Este miércoles y jueves, la Escuela N° 42 de Puerto Madryn suspendió el dictado de clases, según se informó a las familias, por “tareas de revisión a cargo del personal de Obras Públicas”.
Sin embargo, la escasa información oficial sobre la extensión de la suspensión encendió la preocupación entre los padres y madres de alumnos, quienes comenzaron a indagar hasta obtener una respuesta en fuentes cercanas al ministro de Educación de la provincia del Chubut.

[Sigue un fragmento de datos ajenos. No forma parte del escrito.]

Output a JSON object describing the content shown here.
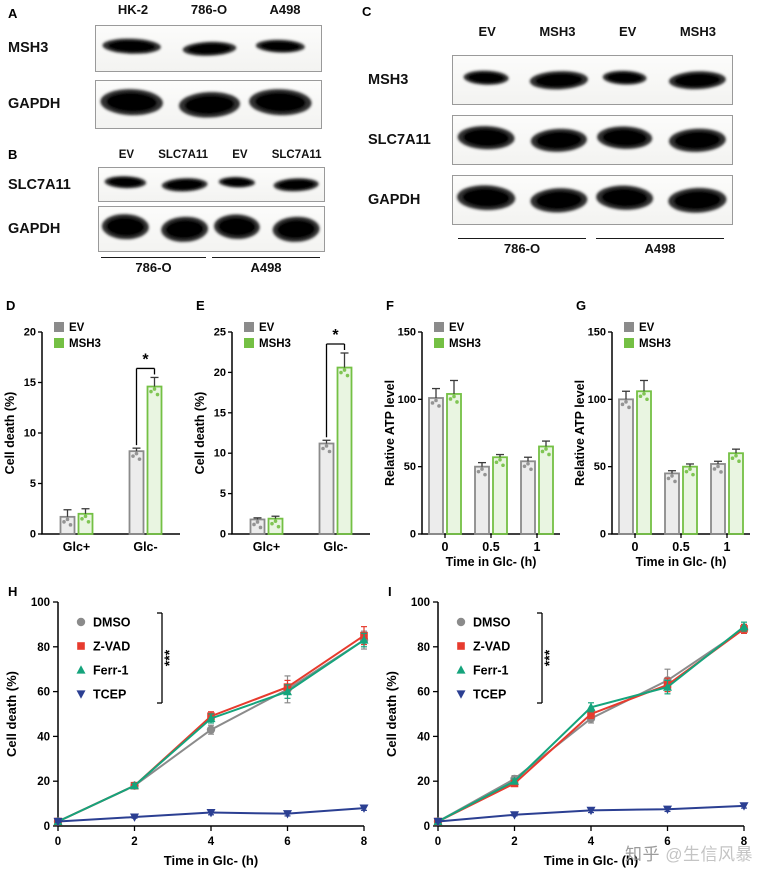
{
  "watermark": {
    "site": "知乎 ",
    "handle": "@生信风暴"
  },
  "panels": {
    "A": {
      "label": "A",
      "lanes": [
        "HK-2",
        "786-O",
        "A498"
      ],
      "blot_rows": [
        {
          "name": "MSH3",
          "bands": [
            0.85,
            0.68,
            0.52
          ],
          "band_h": 0.19
        },
        {
          "name": "GAPDH",
          "bands": [
            1,
            0.95,
            1
          ],
          "band_h": 0.29
        }
      ]
    },
    "B": {
      "label": "B",
      "lanes": [
        "EV",
        "SLC7A11",
        "EV",
        "SLC7A11"
      ],
      "groups": [
        "786-O",
        "A498"
      ],
      "blot_rows": [
        {
          "name": "SLC7A11",
          "bands": [
            0.75,
            0.95,
            0.5,
            0.92
          ],
          "band_h": 0.22
        },
        {
          "name": "GAPDH",
          "bands": [
            1,
            1,
            0.95,
            1
          ],
          "band_h": 0.3
        }
      ]
    },
    "C": {
      "label": "C",
      "lanes": [
        "EV",
        "MSH3",
        "EV",
        "MSH3"
      ],
      "groups": [
        "786-O",
        "A498"
      ],
      "blot_rows": [
        {
          "name": "MSH3",
          "bands": [
            0.5,
            1,
            0.45,
            0.95
          ],
          "band_h": 0.2
        },
        {
          "name": "SLC7A11",
          "bands": [
            0.95,
            0.92,
            0.88,
            0.95
          ],
          "band_h": 0.26
        },
        {
          "name": "GAPDH",
          "bands": [
            1,
            0.95,
            0.95,
            1
          ],
          "band_h": 0.27
        }
      ]
    },
    "D": {
      "label": "D"
    },
    "E": {
      "label": "E"
    },
    "F": {
      "label": "F"
    },
    "G": {
      "label": "G"
    },
    "H": {
      "label": "H"
    },
    "I": {
      "label": "I"
    }
  },
  "chart_data": [
    {
      "id": "D",
      "type": "bar",
      "categories": [
        "Glc+",
        "Glc-"
      ],
      "series": [
        {
          "name": "EV",
          "color": "#8b8b8b",
          "values": [
            1.7,
            8.2
          ],
          "errors": [
            0.7,
            0.3
          ]
        },
        {
          "name": "MSH3",
          "color": "#74c044",
          "values": [
            2.0,
            14.6
          ],
          "errors": [
            0.5,
            0.9
          ]
        }
      ],
      "ylabel": "Cell death (%)",
      "xlabel": "",
      "ylim": [
        0,
        20
      ],
      "yticks": [
        0,
        5,
        10,
        15,
        20
      ],
      "legend_position": "top-left",
      "significance": {
        "symbol": "*",
        "category": "Glc-"
      }
    },
    {
      "id": "E",
      "type": "bar",
      "categories": [
        "Glc+",
        "Glc-"
      ],
      "series": [
        {
          "name": "EV",
          "color": "#8b8b8b",
          "values": [
            1.8,
            11.2
          ],
          "errors": [
            0.2,
            0.4
          ]
        },
        {
          "name": "MSH3",
          "color": "#74c044",
          "values": [
            1.9,
            20.6
          ],
          "errors": [
            0.3,
            1.8
          ]
        }
      ],
      "ylabel": "Cell death (%)",
      "xlabel": "",
      "ylim": [
        0,
        25
      ],
      "yticks": [
        0,
        5,
        10,
        15,
        20,
        25
      ],
      "legend_position": "top-left",
      "significance": {
        "symbol": "*",
        "category": "Glc-"
      }
    },
    {
      "id": "F",
      "type": "bar",
      "categories": [
        "0",
        "0.5",
        "1"
      ],
      "series": [
        {
          "name": "EV",
          "color": "#8b8b8b",
          "values": [
            101,
            50,
            54
          ],
          "errors": [
            7,
            3,
            3
          ]
        },
        {
          "name": "MSH3",
          "color": "#74c044",
          "values": [
            104,
            57,
            65
          ],
          "errors": [
            10,
            2,
            4
          ]
        }
      ],
      "ylabel": "Relative ATP level",
      "xlabel": "Time in Glc- (h)",
      "ylim": [
        0,
        150
      ],
      "yticks": [
        0,
        50,
        100,
        150
      ],
      "legend_position": "top-left"
    },
    {
      "id": "G",
      "type": "bar",
      "categories": [
        "0",
        "0.5",
        "1"
      ],
      "series": [
        {
          "name": "EV",
          "color": "#8b8b8b",
          "values": [
            100,
            45,
            52
          ],
          "errors": [
            6,
            2,
            2
          ]
        },
        {
          "name": "MSH3",
          "color": "#74c044",
          "values": [
            106,
            50,
            60
          ],
          "errors": [
            8,
            2,
            3
          ]
        }
      ],
      "ylabel": "Relative ATP level",
      "xlabel": "Time in Glc- (h)",
      "ylim": [
        0,
        150
      ],
      "yticks": [
        0,
        50,
        100,
        150
      ],
      "legend_position": "top-left"
    },
    {
      "id": "H",
      "type": "line",
      "x": [
        0,
        2,
        4,
        6,
        8
      ],
      "xticks": [
        0,
        2,
        4,
        6,
        8
      ],
      "series": [
        {
          "name": "DMSO",
          "color": "#8b8b8b",
          "marker": "circle",
          "values": [
            2,
            18,
            43,
            61,
            83
          ],
          "errors": [
            0.5,
            1,
            2,
            6,
            4
          ]
        },
        {
          "name": "Z-VAD",
          "color": "#e73b2e",
          "marker": "square",
          "values": [
            2,
            18,
            49,
            62,
            85
          ],
          "errors": [
            0.5,
            1,
            2,
            3,
            4
          ]
        },
        {
          "name": "Ferr-1",
          "color": "#15a47c",
          "marker": "triangle-up",
          "values": [
            2,
            18,
            48,
            60,
            83
          ],
          "errors": [
            0.5,
            1,
            2,
            3,
            3
          ]
        },
        {
          "name": "TCEP",
          "color": "#2b3f92",
          "marker": "triangle-down",
          "values": [
            2,
            4,
            6,
            5.5,
            8
          ],
          "errors": [
            0.3,
            0.5,
            1,
            1,
            1
          ]
        }
      ],
      "ylabel": "Cell death (%)",
      "xlabel": "Time in Glc- (h)",
      "ylim": [
        0,
        100
      ],
      "yticks": [
        0,
        20,
        40,
        60,
        80,
        100
      ],
      "legend_position": "top-left",
      "significance": "***"
    },
    {
      "id": "I",
      "type": "line",
      "x": [
        0,
        2,
        4,
        6,
        8
      ],
      "xticks": [
        0,
        2,
        4,
        6,
        8
      ],
      "series": [
        {
          "name": "DMSO",
          "color": "#8b8b8b",
          "marker": "circle",
          "values": [
            2,
            21,
            48,
            65,
            88
          ],
          "errors": [
            0.5,
            1.5,
            2,
            5,
            2
          ]
        },
        {
          "name": "Z-VAD",
          "color": "#e73b2e",
          "marker": "square",
          "values": [
            2,
            19,
            50,
            63,
            88
          ],
          "errors": [
            0.5,
            1,
            2,
            3,
            2
          ]
        },
        {
          "name": "Ferr-1",
          "color": "#15a47c",
          "marker": "triangle-up",
          "values": [
            2,
            20,
            53,
            62,
            89
          ],
          "errors": [
            0.5,
            1,
            2,
            3,
            2
          ]
        },
        {
          "name": "TCEP",
          "color": "#2b3f92",
          "marker": "triangle-down",
          "values": [
            2,
            5,
            7,
            7.5,
            9
          ],
          "errors": [
            0.3,
            0.5,
            1,
            1,
            1
          ]
        }
      ],
      "ylabel": "Cell death (%)",
      "xlabel": "Time in Glc- (h)",
      "ylim": [
        0,
        100
      ],
      "yticks": [
        0,
        20,
        40,
        60,
        80,
        100
      ],
      "legend_position": "top-left",
      "significance": "***"
    }
  ]
}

El mensaje que circuló entre las familias indica que el origen del problema fue una pérdida de gas detectada por una portera del establecimiento. Según el propio ministro, se identificó una pérdida en un codo de una cañería externa. “Como no hay que romper nada, supuestamente este jueves ya se estaría reparando, se hace la prueba y si está todo ok, ya estaría solucionado. La empresa el viernes lo repararía”, explicó el funcionario.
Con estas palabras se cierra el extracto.